Yerli ve milli denilen bazı uygulamaların sunucuları Hollanda’da barınıyor yani verileriniz Hollanda’da saklanıyor.

Yerli ve milli öyle mi?

Keşke gerçekten yerli ve milli telefonlarımız ve uygulamalarımız olsa! Ama bu da bir düşten öteye gitmez.

Burada önemli olan telefonlarımızda ya da kullandığımız uygulamalarda hangi verileri paylaştığımızdır. Sadece bir uygulamayı silerek verilerini güvende tuttuğunu kendilerini gizlediğini sananlar, sosyal medya platformlarında konum bilgisini paylaşmaktalar.

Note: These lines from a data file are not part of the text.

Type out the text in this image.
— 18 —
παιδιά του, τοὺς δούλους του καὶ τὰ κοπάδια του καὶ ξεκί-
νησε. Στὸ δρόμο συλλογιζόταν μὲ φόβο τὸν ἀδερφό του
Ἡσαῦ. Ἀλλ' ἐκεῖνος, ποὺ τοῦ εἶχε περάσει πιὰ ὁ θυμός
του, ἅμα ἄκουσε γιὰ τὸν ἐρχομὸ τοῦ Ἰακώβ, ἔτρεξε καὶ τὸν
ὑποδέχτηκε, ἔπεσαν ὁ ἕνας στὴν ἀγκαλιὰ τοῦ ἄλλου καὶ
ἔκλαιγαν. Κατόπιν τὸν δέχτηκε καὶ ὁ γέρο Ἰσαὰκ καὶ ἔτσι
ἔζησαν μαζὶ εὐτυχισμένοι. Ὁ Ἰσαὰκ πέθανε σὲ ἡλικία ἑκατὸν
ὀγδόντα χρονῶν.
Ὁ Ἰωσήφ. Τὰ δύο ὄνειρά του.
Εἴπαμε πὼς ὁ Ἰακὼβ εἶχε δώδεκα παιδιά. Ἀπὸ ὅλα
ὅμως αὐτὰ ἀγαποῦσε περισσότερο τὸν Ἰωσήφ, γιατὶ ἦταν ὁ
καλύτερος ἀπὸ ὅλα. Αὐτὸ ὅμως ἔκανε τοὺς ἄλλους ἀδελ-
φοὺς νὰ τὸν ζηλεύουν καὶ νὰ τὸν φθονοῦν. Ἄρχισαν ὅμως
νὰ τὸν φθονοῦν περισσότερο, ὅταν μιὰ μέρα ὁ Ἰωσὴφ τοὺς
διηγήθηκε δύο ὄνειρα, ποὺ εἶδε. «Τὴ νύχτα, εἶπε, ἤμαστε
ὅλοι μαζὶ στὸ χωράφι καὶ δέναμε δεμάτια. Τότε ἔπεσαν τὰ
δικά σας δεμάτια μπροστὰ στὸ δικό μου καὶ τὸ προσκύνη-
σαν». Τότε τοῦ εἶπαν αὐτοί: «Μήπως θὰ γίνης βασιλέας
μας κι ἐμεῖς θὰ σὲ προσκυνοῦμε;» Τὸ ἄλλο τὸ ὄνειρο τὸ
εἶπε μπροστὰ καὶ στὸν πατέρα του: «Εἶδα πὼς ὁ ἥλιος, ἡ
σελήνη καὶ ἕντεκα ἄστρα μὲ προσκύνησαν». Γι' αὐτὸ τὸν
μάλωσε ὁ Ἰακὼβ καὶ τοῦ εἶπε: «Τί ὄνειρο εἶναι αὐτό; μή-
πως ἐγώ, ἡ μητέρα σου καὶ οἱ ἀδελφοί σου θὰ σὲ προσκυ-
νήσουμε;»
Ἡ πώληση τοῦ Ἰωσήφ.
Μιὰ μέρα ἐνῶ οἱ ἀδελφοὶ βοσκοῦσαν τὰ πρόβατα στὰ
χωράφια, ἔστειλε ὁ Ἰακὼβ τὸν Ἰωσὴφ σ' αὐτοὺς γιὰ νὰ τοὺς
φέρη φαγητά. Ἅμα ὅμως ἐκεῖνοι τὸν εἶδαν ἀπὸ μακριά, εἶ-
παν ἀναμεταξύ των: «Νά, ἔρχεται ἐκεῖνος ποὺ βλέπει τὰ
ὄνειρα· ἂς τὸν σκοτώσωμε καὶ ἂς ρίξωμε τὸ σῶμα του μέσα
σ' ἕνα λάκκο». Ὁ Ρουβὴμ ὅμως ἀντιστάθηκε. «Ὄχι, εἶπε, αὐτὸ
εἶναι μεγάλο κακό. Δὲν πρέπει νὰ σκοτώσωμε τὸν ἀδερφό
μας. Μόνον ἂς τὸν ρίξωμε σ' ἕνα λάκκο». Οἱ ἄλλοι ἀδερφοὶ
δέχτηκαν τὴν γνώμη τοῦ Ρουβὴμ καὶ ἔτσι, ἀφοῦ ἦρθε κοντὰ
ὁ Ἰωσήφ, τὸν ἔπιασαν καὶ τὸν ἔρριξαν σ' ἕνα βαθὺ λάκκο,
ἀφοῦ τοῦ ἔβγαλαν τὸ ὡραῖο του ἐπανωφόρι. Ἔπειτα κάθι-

Bizim bir milli e-posta servisimiz bile yok. İçerisinde bilgisayar mühendisliği bölümü olan birçok üniversite bile Gmail ya da Outlook altyapısını kullanmakta.

O zaman bilgisayar müdendisliği bölümleri neden var ki?

Koskoca üniversiteler bir mail sunucusu kurmaktan aciz midir?

Türkiye Büyük Millet Meclisi, Türk Silahlı Kuvvetleri, Milli Savunma Bakanlığı, İçişleri Bakanlığı, Kültür ve Turizm Bakanlığı, Tapu ve Kadastro Genel Müdürlüğü başta olmak üzere birçok devlet kurum ve kuruluşu Outlook (ABD) tabanlı mail altyapısı kullanmaktalar.

Az da olsa kendi mail sunucusu olan kurumlar bulunmakta. Onları örnek almak gerek!

Ticari amaçla açılan web sitelerinin neredeyse tamamı Google Analytics, Google Adsense, Facebook Pixel ve Yandex Metrica gibi servisleri kullanmak zorundalar.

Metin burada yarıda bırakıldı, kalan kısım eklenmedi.